Un tempo, una notizia nuova era uno scoop. Ma la cosa più divertente è che la solerte giornalista è andata a regalare la mia idea ad un altro giornale.

Ho da un paio di giorni pubblicato un servizio sui Quartieri spagnoli, sono solo nel mio studio facendo finta di lavorare, in realtà aspetto che qualcuno mi chiami.
Di solito quando trascorro intere giornate a guardare il telefono, finisce che oltre a moglie, madre e alla amica Maria, nessuno mi chiami. Ad un tratto suona il telefono: è una giornalista della Rai. Tento con fatica a trattenere le lacrime di gioia. Ha visto il mio servizio e vorrebbe che uno dei soggetti fotografati prendesse parte alla loro trasmissione. Vorrebbero parlare di una presunta crisi dei femminielli nostrani nei confronti della più agguerrita ed economica prostituzione straniera. La gioia diventa dolore: la persona in questione non è un femminiello, ma soltanto uno stravagante accattone omosessuale. La giornalista con grande democraticità mi autorizza a darle del tu e mi chiede di spiegarle la differenza.

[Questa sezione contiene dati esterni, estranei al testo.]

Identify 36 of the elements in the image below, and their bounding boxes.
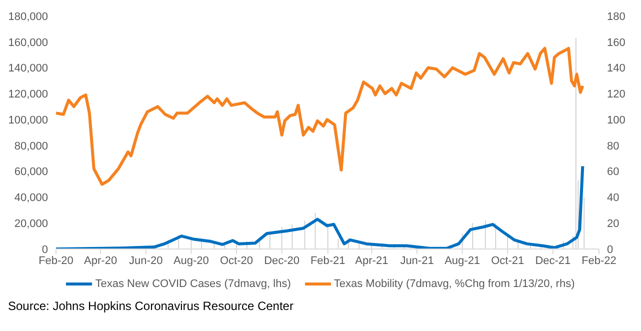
x-tick-label: Feb-22 xyxy=(582,254,616,267)
x-tick-label: Jun-20 xyxy=(129,254,163,267)
x-tick-label: Jun-21 xyxy=(400,254,434,267)
y-tick-label: 20,000 xyxy=(14,218,48,230)
x-tick-label: Apr-21 xyxy=(355,254,388,267)
y2-tick-label: 140 xyxy=(607,62,626,75)
x-tick-label: Dec-20 xyxy=(264,254,300,267)
x-tick-label: Feb-21 xyxy=(310,254,346,267)
y-tick-label: 140,000 xyxy=(8,62,48,75)
x-tick-label: Apr-20 xyxy=(84,254,118,267)
y2-tick-label: 180 xyxy=(607,10,626,23)
x-tick-label: Oct-20 xyxy=(220,254,254,267)
x-tick-label: Oct-21 xyxy=(491,254,524,267)
y-tick-label: 180,000 xyxy=(8,10,48,23)
x-tick-label: Feb-20 xyxy=(38,254,74,267)
source-note: Source: Johns Hopkins Coronavirus Resource Center xyxy=(8,299,294,313)
y-tick-label: 40,000 xyxy=(14,192,48,204)
y-tick-label: 100,000 xyxy=(8,114,48,126)
y2-tick-label: 60 xyxy=(607,166,620,178)
y2-tick-label: 40 xyxy=(607,192,620,204)
y-tick-label: 120,000 xyxy=(8,88,48,101)
x-tick-label: Aug-20 xyxy=(173,254,209,267)
legend-label: Texas New COVID Cases (7dmavg, lhs) xyxy=(95,278,291,290)
y2-tick-label: 0 xyxy=(607,244,614,256)
y2-tick-label: 80 xyxy=(607,140,620,152)
legend-label: Texas Mobility (7dmavg, %Chg from 1/13/20, rhs) xyxy=(334,278,575,290)
y-tick-label: 80,000 xyxy=(14,140,48,152)
y-tick-label: 0 xyxy=(42,244,48,256)
x-tick-label: Dec-21 xyxy=(535,254,571,267)
y2-tick-label: 120 xyxy=(607,88,626,101)
y-tick-label: 160,000 xyxy=(8,36,48,49)
y2-tick-label: 20 xyxy=(607,218,620,230)
y-tick-label: 60,000 xyxy=(14,166,48,178)
y2-tick-label: 100 xyxy=(607,114,626,126)
x-tick-label: Aug-21 xyxy=(444,254,480,267)
y2-tick-label: 160 xyxy=(607,36,626,49)
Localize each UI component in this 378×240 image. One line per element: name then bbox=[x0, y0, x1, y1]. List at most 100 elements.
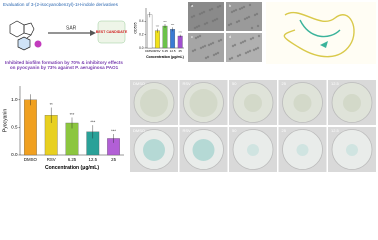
texture bbox=[234, 8, 238, 12]
texture bbox=[241, 40, 245, 44]
significance: ** bbox=[50, 102, 54, 107]
bar bbox=[162, 25, 168, 49]
x-tick-label: 25 bbox=[111, 157, 116, 162]
texture bbox=[230, 56, 234, 60]
texture bbox=[238, 53, 242, 57]
x-tick-label: RSV bbox=[154, 49, 161, 53]
dish-label: 25 bbox=[282, 81, 287, 86]
texture bbox=[196, 35, 200, 39]
dish-inner bbox=[189, 89, 218, 117]
dish-inner bbox=[296, 144, 309, 156]
y-tick-label: 0.0 bbox=[11, 152, 18, 157]
bar bbox=[154, 30, 160, 49]
protein-image bbox=[266, 2, 376, 64]
significance: *** bbox=[163, 20, 167, 24]
texture bbox=[204, 56, 208, 60]
texture bbox=[231, 44, 235, 48]
x-axis-label: Concentration (μg/mL) bbox=[146, 55, 184, 59]
texture bbox=[255, 12, 259, 16]
texture bbox=[193, 48, 197, 52]
texture bbox=[228, 57, 232, 61]
texture bbox=[232, 9, 236, 13]
texture bbox=[202, 10, 206, 14]
texture bbox=[243, 39, 247, 43]
x-tick-label: 25 bbox=[179, 49, 183, 53]
texture bbox=[246, 50, 250, 54]
texture bbox=[256, 46, 260, 50]
texture bbox=[215, 17, 219, 21]
texture bbox=[211, 19, 215, 23]
texture bbox=[205, 21, 209, 25]
texture bbox=[189, 3, 193, 7]
significance: *** bbox=[179, 31, 183, 35]
dish-label: DMSO bbox=[133, 81, 145, 86]
texture bbox=[200, 11, 204, 15]
texture bbox=[252, 48, 256, 52]
texture bbox=[210, 7, 214, 11]
texture bbox=[249, 37, 253, 41]
x-axis-label: Concentration (μg/mL) bbox=[45, 165, 99, 171]
texture bbox=[248, 49, 252, 53]
texture bbox=[201, 45, 205, 49]
y-tick-label: 1.0 bbox=[11, 97, 18, 102]
x-tick-label: RSV bbox=[47, 157, 56, 162]
texture bbox=[217, 39, 221, 43]
texture bbox=[229, 22, 233, 26]
micrograph-label: b bbox=[229, 3, 232, 8]
texture bbox=[235, 20, 239, 24]
x-tick-label: DMSO bbox=[145, 49, 155, 53]
micrograph-label: a bbox=[191, 3, 194, 8]
dish-inner bbox=[244, 94, 262, 112]
dish-inner bbox=[143, 139, 165, 161]
dish-inner bbox=[192, 139, 215, 161]
texture bbox=[230, 10, 234, 14]
texture bbox=[238, 7, 242, 11]
best-candidate: BEST CANDIDATE bbox=[96, 30, 128, 34]
graphical-abstract: Evaluation of 3-(2-isocyanobenzyl)-1H-in… bbox=[3, 2, 376, 172]
x-tick-label: 12.5 bbox=[89, 157, 98, 162]
texture bbox=[199, 46, 203, 50]
significance: *** bbox=[111, 128, 116, 133]
texture bbox=[213, 18, 217, 22]
texture bbox=[219, 38, 223, 42]
texture bbox=[245, 16, 249, 20]
significance: *** bbox=[70, 112, 75, 117]
summary: Inhibited biofilm formation by 70% & inh… bbox=[5, 60, 123, 71]
texture bbox=[212, 53, 216, 57]
texture bbox=[198, 34, 202, 38]
texture bbox=[251, 36, 255, 40]
texture bbox=[197, 24, 201, 28]
sar-label: SAR bbox=[66, 25, 77, 31]
x-tick-label: 6.25 bbox=[68, 157, 77, 162]
texture bbox=[244, 51, 248, 55]
texture bbox=[247, 15, 251, 19]
dish-label: RSV bbox=[183, 128, 192, 133]
texture bbox=[248, 3, 252, 7]
texture bbox=[214, 52, 218, 56]
significance: *** bbox=[90, 120, 95, 125]
structure bbox=[9, 20, 42, 51]
bar bbox=[170, 29, 176, 49]
texture bbox=[257, 34, 261, 38]
candidate-box bbox=[97, 20, 126, 44]
protein-ribbon bbox=[283, 12, 355, 58]
bar bbox=[177, 35, 183, 49]
dish-label: 12.5 bbox=[331, 128, 340, 133]
dish-inner bbox=[140, 89, 168, 117]
dish-inner bbox=[293, 94, 312, 112]
significance: *** bbox=[156, 25, 160, 29]
dish-label: DMSO bbox=[133, 128, 145, 133]
texture bbox=[227, 23, 231, 27]
texture bbox=[208, 8, 212, 12]
texture bbox=[216, 51, 220, 55]
texture bbox=[203, 44, 207, 48]
dish-label: 50 bbox=[232, 81, 237, 86]
texture bbox=[254, 47, 258, 51]
dish-label: 25 bbox=[282, 128, 287, 133]
texture bbox=[190, 15, 194, 19]
texture bbox=[203, 22, 207, 26]
texture bbox=[237, 19, 241, 23]
texture bbox=[243, 17, 247, 21]
texture bbox=[233, 43, 237, 47]
texture bbox=[207, 43, 211, 47]
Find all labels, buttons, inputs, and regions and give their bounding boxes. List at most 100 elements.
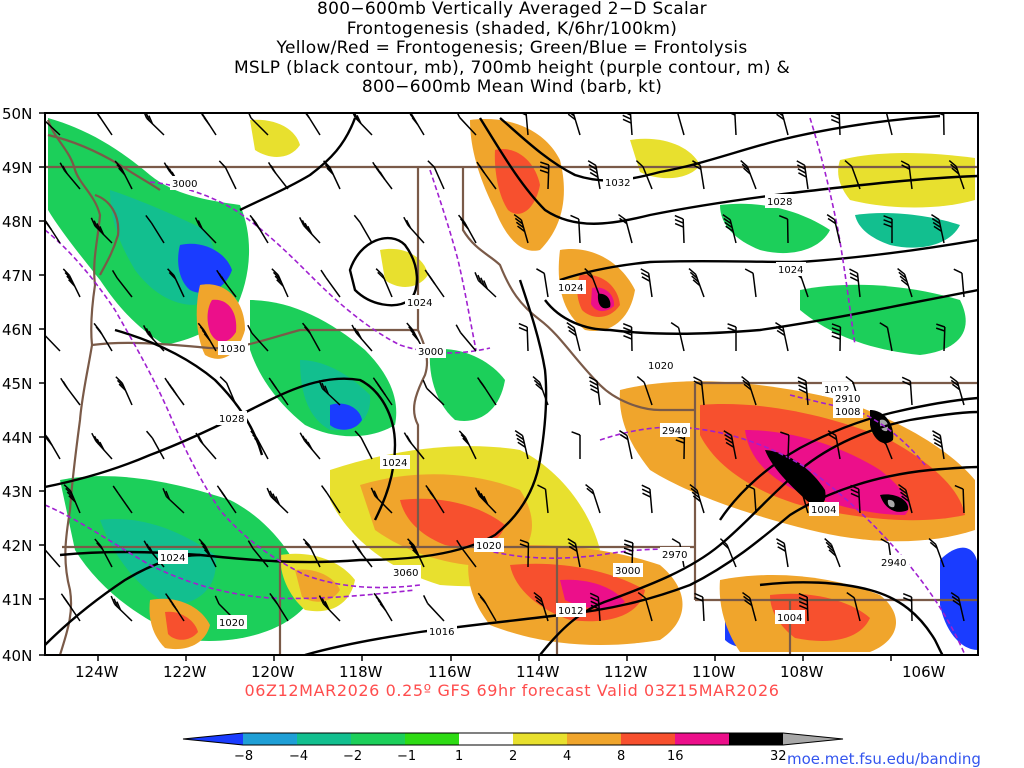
wind-barb [742, 591, 757, 622]
wind-barb [536, 268, 549, 298]
mslp-label-1024-a: 1024 [778, 265, 803, 276]
wind-barb [519, 539, 530, 568]
wind-barb [518, 322, 529, 352]
shade-frontogenesis-wyoming-black [765, 450, 826, 506]
wind-barb [776, 538, 789, 568]
source-credit-link[interactable]: moe.met.fsu.edu/banding [787, 750, 981, 768]
mslp-label-1028: 1028 [767, 197, 792, 208]
shade-frontolysis-ne [855, 213, 960, 248]
wind-barb [584, 268, 601, 298]
lat-label-40n: 40N [2, 647, 32, 665]
height-label-3000-b: 3000 [418, 347, 443, 358]
wind-barb [797, 376, 809, 406]
wind-barb [514, 429, 529, 460]
wind-barb [533, 591, 549, 622]
wind-barb [216, 485, 237, 514]
mslp-1024-east [559, 238, 978, 282]
mslp-label-1004-b: 1004 [777, 613, 802, 624]
map-frame [44, 112, 979, 656]
wind-barb [353, 214, 373, 244]
lat-label-42n: 42N [2, 537, 32, 555]
wind-barb [267, 162, 289, 190]
wind-barb [622, 113, 633, 136]
wind-barb [318, 380, 341, 406]
wind-barb [62, 268, 81, 298]
title-line-5: 800−600mb Mean Wind (barb, kt) [361, 77, 663, 97]
colorbar-label-neg1: −1 [397, 749, 416, 764]
height-label-3000-c: 3000 [615, 566, 640, 577]
wind-barb [219, 376, 237, 406]
wind-barb [455, 324, 477, 352]
wind-barb [902, 592, 913, 622]
mslp-label-1028: 1028 [219, 414, 244, 425]
washington-oregon-border [91, 328, 418, 350]
lat-label-44n: 44N [2, 429, 32, 447]
wind-barb [826, 213, 841, 244]
colorbar-arrow-right [783, 733, 843, 745]
wind-barb [110, 595, 133, 622]
wind-barb [197, 322, 217, 352]
wind-barb [323, 160, 341, 190]
colorbar-label-4: 4 [563, 749, 571, 764]
wind-barb [474, 272, 497, 298]
wind-barb [216, 269, 237, 298]
wind-barb [780, 431, 790, 460]
wind-barb [403, 432, 425, 460]
colorbar-swatch-6 [513, 733, 567, 745]
lat-label-43n: 43N [2, 483, 32, 501]
wind-barb [299, 432, 321, 460]
mslp-1024-ring [348, 236, 419, 307]
wind-barb [142, 325, 165, 352]
wind-barb [114, 160, 133, 190]
wind-barb [425, 485, 445, 514]
height-label-2940-a: 2940 [662, 426, 687, 437]
contour-labels: 1032 1028 1024 1024 1024 1024 1020 1012 … [158, 175, 909, 638]
lon-label-116w: 116W [428, 663, 472, 681]
wind-barb [928, 538, 945, 568]
mslp-label-1004-a: 1004 [811, 505, 836, 516]
pacific-coastline [46, 119, 102, 656]
lat-label-50n: 50N [2, 105, 32, 123]
latitude-axis: 50N 49N 48N 47N 46N 45N 44N 43N 42N 41N … [2, 105, 45, 665]
wind-barb [875, 430, 893, 460]
wind-barb [302, 538, 321, 568]
wind-barb [585, 483, 601, 514]
wind-barb [537, 484, 549, 514]
height-label-2940-b: 2940 [881, 558, 906, 569]
wind-barb [901, 376, 913, 406]
wind-barb [798, 592, 809, 622]
wind-barb [897, 267, 913, 298]
wind-barb [587, 160, 601, 190]
wind-barb [846, 591, 861, 622]
wind-barb [722, 213, 737, 244]
wind-barb [476, 161, 497, 190]
lon-label-112w: 112W [604, 663, 648, 681]
wind-barb [271, 268, 289, 298]
idaho-montana-border [461, 167, 695, 412]
wind-barb [351, 324, 373, 352]
height-3060 [45, 504, 416, 600]
colorbar-label-8: 8 [617, 749, 625, 764]
wind-barb [723, 430, 737, 460]
wind-barb [373, 592, 393, 622]
shade-frontogenesis-idaho-black [597, 293, 611, 309]
wind-barb [589, 592, 601, 622]
wind-barb [354, 430, 373, 460]
wind-barb [320, 269, 341, 298]
wind-barb [457, 214, 477, 244]
colorbar-label-neg2: −2 [343, 749, 362, 764]
wind-barb [63, 484, 81, 514]
wind-barb [59, 162, 81, 190]
wind-barb [195, 432, 217, 460]
shade-frontolysis-mt [800, 284, 966, 355]
colorbar-swatch-1 [243, 733, 297, 745]
mslp-1024-west [45, 377, 397, 521]
mslp-label-1012-a: 1012 [824, 385, 849, 396]
wind-barb [60, 593, 81, 622]
shade-frontogenesis-ca-red [165, 611, 198, 640]
wind-barb [145, 215, 165, 244]
mslp-label-1024-c: 1024 [407, 298, 432, 309]
wind-barb [778, 214, 789, 244]
wind-barb [898, 483, 913, 514]
wind-barb [194, 217, 217, 244]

" I femminielli hanno le tette, capelli lunghi, si vestono da donna e battono nella maggioranza dei casi fino a quando non si tolgono l'uccellino; gli omosessuali eccentrici non hanno le tette e non è detto che battano."

Elemosino a tre o quattro tassisti una corsa fino al mercato di Resina per venti carte, ma nessuno accetta. Cosi mi avvio, scoglionato e con un mal di gola fortissimo, alla fermata del 157.
Arrivo ad Ercolano alle 6.30. E' ancora buio, solo qualche vecchietto inizia a tirare fuori i suoi stracci. Le faccie dei giovani fanno paura: guardo con malinconia le mie macchine fotografiche. Prendo un caffè e inizio sfacciato a fotografare. La giornalista che mi ha commissionato il servizio naturalmente non c'è; anzi mi debbo ricordare di recuperare le informazioni per farle scrivere il pezzo. Lei è di Roma e al mercatino degli stracci di Ercolano, da sempre chiamato resina, non c'è mai stata, ma qualche suo amico del cinema gli ha detto che è molto "fico".
Se Sergio Zavoli negli anni settanta c'è stato, perché la mia amica non c'è?
Finisco il reportage, informazioni comprese e mi avvio felice per aver salvato le macchine fotografiche alla fermata del 157.
Domando quando passa l'autobus ad una signora, lei mi guarda infastidita e risponde: "Tanto il re non ci sta più e ognuno fa quello che vuole."